Final report from Call 2 Project: The Development and Demonstration of Best Practice Guidelines for the Safe Start-up Injection of CO2 into Depleted Gas Fields

Written by Andrea Sacconi from University College London who is the Research Associate on the UKCCSRC Call 2 project – The Development and Demonstration of Best Practice Guidelines for the Safe Start-up Injection of CO2 into Depleted Gas Fields (PI: Haroun Mahgerefteh)

The UKCCSRC Call 2 project has focussed on the development and verification of a rigorous mathematical model for the simulation of the highly-transient multi-phase flow phenomena taking place in the wellbore during the start-up injection of CO2 into depleted gas fields. This model is intended to serve as a powerful tool for the development of optimal injection strategies and best-practice guidelines for the minimisation of the risks associated with the start-up injection of CO2 into such fields.

Highly-depleted gas fields represent prime potential targets for large-scale storage of captured CO2 emitted from industrial sources and fossil-fuel power plants. The most effective way of transporting the captured CO2 for subsequent sequestration using high-pressure pipelines is in the dense phase. The CO2 arriving at the injection well will typically be at pressure greater than 70 bar and at temperature between 4 and 8 ºC. Given the substantially lower pressure at the wellhead, the uncontrolled injection of CO2 will result in its rapid, quasi-adiabatic Joule-Thomson expansion leading to significant temperature drops. This could pose several risks, including hydrate and ice formation around the wellbore and thermal shocking of the wellbore casing steel, leading to its fracture and ultimately escape of CO2.

Despite its importance, the modelling of the flow dynamics taking place during the start-up injection of CO2 has been devoted mainly to either steady-state operations or flows where only pure CO2 is injected. In addition, there is little work in the literature regarding the impact of the injection rate and the upstream inlet conditions (e.g. temperature and pressure) on the degree of cooling along the well. Needless to say, the modelling of this flow is extremely complicated. Let us have a closer look at the homogeneous relaxation flow model we employed and the main results we would like to report.

As per usual in these projects with a direct engineering application, the modelling part has been accompanied by heavy simulations, through which we have managed to identify the most relevant parameters. Based on the application of our model to a realistic test case involving the injection of CO2 into the Goldeneye depleted reservoir in the North Sea, the main findings of this work can be summarised as follows:

  • the degree of cooling and hence the depressurisation along the injection well becomes less severe with a decrease in the injection duration. In other words, we recommend operating a quick start-up injection (between 5 and 30 minutes) rather than a longer one (over 2 hours);
  • the minimum values attained by both pressure and temperatures at the wellhead are higher when the CO2 stream is injected at a higher temperature;
  • the minimum values attained by the temperature at the wellhead remain above the minimum one recommended by the steel manufacturer for the tubing employed at the Goldeneye site.
  • at no time or location along the well is the CO2 triple point hit. Therefore, no solids are formed under the operating conditions investigated in our simulations;
  • pressure and temperature at the bottom of the well remain high enough to avoid the onset of CO2 hydrates. However, this feature is site specific and must be examined carefully because shallower reservoirs might exhibit lower pressure, making the formation of CO2 hydrates more likely.
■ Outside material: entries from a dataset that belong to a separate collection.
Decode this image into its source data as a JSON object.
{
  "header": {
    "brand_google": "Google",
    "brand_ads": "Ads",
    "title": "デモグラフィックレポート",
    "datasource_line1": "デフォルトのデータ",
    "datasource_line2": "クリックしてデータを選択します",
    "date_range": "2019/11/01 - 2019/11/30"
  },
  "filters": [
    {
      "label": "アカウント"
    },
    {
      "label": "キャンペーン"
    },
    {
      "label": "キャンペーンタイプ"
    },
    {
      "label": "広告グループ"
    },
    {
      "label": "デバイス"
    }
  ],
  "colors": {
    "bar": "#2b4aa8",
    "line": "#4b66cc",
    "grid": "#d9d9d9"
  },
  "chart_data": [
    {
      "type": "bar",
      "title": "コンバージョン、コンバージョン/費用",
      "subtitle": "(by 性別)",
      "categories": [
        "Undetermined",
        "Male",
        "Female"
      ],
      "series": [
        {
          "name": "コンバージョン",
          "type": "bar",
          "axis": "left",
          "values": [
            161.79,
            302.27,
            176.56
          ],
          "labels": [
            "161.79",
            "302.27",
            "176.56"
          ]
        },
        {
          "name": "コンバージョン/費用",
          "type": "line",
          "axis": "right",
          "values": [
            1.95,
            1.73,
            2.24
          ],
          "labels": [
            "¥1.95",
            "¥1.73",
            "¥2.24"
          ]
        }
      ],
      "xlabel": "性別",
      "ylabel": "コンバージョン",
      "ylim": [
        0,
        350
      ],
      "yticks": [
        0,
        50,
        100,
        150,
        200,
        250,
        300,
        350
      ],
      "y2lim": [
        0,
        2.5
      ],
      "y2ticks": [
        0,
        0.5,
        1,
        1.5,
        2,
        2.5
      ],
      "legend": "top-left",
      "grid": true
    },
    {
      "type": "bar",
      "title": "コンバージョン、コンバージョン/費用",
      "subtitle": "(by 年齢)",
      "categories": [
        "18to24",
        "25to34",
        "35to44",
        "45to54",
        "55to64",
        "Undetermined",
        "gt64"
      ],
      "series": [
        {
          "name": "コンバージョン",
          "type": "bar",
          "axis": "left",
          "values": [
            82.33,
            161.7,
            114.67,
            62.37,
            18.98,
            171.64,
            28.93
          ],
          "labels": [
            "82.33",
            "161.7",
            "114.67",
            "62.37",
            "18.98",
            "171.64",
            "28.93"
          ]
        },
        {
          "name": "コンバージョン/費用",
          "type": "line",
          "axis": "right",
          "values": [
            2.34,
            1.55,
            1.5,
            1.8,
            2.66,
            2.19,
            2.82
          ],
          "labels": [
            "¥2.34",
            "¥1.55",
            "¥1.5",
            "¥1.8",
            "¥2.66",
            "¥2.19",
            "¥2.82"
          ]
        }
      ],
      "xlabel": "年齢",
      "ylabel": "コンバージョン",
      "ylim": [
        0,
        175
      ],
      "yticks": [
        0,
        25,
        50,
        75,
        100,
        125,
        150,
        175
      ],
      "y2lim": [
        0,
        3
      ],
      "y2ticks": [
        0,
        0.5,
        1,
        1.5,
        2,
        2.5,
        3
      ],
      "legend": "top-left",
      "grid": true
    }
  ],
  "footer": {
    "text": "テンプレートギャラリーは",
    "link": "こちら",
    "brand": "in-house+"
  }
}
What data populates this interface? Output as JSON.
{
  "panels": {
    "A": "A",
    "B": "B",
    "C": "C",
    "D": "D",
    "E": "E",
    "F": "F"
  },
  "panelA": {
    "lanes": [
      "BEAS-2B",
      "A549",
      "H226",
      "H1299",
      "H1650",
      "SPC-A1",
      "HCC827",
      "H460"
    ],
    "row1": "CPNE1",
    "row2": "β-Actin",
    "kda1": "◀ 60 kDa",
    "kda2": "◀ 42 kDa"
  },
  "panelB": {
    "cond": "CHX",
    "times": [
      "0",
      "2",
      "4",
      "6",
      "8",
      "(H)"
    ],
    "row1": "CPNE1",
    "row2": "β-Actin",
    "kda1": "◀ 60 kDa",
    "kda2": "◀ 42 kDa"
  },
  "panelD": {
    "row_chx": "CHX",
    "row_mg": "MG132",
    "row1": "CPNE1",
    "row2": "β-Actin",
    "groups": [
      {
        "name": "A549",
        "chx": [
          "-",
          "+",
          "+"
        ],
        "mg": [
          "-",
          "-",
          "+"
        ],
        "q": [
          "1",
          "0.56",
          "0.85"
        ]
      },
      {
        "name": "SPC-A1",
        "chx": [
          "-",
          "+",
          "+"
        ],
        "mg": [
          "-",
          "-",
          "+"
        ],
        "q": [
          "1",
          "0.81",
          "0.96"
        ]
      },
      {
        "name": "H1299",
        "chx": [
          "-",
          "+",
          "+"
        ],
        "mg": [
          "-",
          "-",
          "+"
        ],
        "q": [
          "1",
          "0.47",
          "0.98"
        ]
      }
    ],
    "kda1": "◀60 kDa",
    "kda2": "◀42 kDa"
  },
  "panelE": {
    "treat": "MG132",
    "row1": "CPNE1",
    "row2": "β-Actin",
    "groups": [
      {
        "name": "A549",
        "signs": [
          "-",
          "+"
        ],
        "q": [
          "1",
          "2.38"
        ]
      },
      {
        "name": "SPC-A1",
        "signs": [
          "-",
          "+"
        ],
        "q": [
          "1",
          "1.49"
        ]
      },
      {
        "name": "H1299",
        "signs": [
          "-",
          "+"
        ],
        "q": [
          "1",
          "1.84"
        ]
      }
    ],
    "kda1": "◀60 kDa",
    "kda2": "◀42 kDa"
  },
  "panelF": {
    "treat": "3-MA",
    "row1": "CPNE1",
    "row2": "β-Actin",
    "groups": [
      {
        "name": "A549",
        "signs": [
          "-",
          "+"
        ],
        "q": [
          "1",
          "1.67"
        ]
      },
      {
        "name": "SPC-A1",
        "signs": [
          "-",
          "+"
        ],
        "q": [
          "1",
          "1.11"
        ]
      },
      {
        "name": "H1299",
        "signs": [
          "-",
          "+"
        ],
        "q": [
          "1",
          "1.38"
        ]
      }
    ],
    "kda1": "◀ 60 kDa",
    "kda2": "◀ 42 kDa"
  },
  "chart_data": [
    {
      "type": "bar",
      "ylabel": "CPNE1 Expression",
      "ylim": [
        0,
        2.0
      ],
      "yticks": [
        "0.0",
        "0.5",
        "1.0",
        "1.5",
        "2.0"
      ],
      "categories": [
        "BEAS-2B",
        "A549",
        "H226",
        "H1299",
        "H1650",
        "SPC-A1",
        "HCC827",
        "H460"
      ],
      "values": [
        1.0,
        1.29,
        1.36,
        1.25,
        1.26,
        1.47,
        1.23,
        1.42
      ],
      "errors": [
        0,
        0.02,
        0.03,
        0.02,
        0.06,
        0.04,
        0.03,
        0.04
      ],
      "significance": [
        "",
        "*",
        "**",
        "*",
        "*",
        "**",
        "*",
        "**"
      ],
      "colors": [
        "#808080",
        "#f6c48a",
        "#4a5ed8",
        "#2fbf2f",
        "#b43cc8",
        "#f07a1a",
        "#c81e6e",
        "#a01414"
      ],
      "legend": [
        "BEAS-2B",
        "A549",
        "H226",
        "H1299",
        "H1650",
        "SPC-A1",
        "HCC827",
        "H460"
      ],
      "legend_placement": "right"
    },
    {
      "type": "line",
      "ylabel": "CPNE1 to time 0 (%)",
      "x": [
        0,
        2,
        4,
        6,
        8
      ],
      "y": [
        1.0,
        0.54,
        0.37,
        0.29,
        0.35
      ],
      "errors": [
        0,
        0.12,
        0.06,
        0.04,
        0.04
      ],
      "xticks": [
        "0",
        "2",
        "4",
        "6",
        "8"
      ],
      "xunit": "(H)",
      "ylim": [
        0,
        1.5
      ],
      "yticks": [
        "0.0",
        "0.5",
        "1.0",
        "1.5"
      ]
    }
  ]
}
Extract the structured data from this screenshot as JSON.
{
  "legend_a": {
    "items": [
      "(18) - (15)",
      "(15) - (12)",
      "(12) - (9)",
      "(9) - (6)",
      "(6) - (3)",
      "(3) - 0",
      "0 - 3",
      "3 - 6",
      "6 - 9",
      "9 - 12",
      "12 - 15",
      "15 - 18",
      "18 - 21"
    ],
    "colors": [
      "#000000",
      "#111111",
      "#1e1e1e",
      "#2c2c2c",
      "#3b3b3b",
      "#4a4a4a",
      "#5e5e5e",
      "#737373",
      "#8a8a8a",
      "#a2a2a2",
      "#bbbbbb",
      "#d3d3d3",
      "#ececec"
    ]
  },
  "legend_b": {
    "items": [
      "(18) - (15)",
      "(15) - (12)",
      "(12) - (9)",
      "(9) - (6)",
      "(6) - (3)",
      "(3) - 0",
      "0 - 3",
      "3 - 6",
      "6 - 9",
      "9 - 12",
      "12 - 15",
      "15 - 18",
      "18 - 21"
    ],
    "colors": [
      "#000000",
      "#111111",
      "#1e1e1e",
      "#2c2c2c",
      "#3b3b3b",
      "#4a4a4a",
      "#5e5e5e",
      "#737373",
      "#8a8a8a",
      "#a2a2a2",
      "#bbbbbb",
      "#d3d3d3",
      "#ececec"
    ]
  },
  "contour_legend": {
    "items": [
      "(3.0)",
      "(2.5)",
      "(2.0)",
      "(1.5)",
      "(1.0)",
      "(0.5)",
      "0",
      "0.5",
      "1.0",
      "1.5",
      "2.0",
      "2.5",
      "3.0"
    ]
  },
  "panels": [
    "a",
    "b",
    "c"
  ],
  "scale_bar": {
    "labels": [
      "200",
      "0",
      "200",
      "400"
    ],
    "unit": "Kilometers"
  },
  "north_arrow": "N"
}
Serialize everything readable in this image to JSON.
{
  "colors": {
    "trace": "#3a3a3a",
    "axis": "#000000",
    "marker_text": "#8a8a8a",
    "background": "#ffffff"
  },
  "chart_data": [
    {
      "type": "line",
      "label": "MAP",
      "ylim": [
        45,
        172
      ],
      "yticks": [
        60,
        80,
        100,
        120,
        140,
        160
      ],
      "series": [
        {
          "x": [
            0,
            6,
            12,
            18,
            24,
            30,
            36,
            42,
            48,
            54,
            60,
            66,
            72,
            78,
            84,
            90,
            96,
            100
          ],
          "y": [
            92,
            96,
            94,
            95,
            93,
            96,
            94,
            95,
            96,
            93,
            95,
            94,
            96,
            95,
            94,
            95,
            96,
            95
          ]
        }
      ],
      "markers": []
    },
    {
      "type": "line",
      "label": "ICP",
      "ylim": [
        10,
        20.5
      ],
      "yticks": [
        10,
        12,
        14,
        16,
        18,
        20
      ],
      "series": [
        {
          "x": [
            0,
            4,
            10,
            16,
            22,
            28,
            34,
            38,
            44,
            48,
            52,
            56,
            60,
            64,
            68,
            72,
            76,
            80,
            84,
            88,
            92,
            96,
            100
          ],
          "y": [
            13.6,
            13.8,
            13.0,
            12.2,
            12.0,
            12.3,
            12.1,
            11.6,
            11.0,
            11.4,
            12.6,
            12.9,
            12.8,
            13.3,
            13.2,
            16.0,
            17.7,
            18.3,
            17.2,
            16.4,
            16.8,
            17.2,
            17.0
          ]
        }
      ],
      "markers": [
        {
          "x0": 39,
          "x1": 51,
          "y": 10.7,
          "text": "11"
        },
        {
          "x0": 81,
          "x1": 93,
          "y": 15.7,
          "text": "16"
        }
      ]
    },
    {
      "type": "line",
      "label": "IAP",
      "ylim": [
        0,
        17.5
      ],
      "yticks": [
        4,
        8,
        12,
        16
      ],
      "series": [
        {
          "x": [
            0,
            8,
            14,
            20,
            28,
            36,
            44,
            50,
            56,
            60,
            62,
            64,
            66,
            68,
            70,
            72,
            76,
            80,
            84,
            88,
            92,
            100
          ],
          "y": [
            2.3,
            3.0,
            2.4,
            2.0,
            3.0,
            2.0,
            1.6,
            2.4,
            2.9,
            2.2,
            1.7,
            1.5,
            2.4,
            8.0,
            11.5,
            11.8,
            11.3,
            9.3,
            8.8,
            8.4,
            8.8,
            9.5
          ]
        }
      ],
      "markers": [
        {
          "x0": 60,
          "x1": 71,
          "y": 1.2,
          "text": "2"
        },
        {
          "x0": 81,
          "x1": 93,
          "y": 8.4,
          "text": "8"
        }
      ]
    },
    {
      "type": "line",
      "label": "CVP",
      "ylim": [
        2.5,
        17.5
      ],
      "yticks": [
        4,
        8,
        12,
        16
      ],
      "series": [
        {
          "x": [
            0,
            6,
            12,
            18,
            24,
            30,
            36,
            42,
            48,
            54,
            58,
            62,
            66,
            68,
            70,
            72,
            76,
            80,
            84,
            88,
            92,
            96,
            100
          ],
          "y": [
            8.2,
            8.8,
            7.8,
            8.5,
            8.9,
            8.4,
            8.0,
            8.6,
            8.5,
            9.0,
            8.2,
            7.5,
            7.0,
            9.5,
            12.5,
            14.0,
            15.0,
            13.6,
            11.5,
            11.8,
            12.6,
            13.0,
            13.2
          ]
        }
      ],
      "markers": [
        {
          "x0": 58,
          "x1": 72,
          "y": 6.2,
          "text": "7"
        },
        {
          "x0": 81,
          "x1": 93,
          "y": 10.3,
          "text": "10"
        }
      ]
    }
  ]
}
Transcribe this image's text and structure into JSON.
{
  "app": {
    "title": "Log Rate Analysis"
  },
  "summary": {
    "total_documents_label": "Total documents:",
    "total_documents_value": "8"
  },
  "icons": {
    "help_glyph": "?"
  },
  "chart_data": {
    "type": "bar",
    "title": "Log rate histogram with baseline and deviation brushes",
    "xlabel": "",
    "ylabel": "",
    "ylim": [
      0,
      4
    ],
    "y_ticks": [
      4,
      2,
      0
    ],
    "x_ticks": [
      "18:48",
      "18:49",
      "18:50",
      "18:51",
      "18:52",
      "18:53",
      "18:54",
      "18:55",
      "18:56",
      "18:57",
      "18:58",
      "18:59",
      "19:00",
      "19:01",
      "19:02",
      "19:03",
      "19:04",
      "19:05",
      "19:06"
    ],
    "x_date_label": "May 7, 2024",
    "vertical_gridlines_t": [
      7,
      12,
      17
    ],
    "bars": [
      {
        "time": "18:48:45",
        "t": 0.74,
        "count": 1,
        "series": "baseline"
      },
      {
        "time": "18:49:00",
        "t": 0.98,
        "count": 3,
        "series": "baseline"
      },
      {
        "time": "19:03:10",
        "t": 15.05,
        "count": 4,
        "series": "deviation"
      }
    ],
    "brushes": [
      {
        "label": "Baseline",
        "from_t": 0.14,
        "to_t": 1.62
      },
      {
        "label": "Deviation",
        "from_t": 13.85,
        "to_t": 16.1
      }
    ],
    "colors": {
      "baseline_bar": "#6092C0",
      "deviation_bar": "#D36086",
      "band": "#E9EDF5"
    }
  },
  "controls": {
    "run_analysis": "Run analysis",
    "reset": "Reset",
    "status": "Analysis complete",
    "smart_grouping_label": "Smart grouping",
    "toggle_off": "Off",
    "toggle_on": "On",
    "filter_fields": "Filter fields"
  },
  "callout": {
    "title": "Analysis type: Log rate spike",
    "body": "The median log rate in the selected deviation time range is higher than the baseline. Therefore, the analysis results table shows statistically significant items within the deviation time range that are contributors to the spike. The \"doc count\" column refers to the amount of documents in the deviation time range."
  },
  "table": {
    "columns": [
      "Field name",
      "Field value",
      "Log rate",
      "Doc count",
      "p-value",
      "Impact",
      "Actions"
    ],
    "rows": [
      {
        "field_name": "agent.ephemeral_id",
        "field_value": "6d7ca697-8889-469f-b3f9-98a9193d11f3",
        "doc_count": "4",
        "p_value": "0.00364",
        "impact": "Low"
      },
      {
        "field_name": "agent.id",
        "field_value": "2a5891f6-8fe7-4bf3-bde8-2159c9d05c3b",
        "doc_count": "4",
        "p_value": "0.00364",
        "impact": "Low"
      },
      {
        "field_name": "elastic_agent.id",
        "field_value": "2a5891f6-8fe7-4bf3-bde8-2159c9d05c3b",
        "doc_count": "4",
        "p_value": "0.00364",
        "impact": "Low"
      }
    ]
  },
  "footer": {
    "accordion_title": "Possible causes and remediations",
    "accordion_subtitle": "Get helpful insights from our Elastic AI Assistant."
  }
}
Other parameters that are to be taken into consideration are: a site-specific outflow boundary condition (which can account for the properties, e.g. pressure, porosity, and permeability, of the particular reservoir into which the CO2 is discharged), a cross-sectional area varying with depth, and the heat conduction in the radial direction through the various well layers.

As part of the project I had the great opportunity to present my work at the 2016 AIChE Annual Meeting, held in San Francisco on 13-18 November 2016. Despite the ordeal to arrive in San Francisco (my connection to California was cancelled, I had to hop on a plane to Los Angeles and then on another one to reach my final destination … with my luggage misplaced in the meanwhile!), I made it on time for my presentation. I was lucky enough to find a warm, sunny day, ideal for some pictures.

During the project, it has been an honour to work with bright researchers and PhD students, and to collaborate to the writing of new research proposals where the work carried out in this project will hopefully be developed. We aim to investigate the presence of impurities in the feed stream and the usage of a combined single-fluid/two-fluid model for an improved characterisation of flow regimes and interphase correlations. Moreover, the lessons learnt from this well injection project could be used in other modelling challenges, where the well is not filled with CO2 but with another gas (e.g. methane) and highly-transient operations might involve not the injection into a reservoir, but the sudden blowout of the well at its head, with accidental release of hazardous inventory into the surrounding area.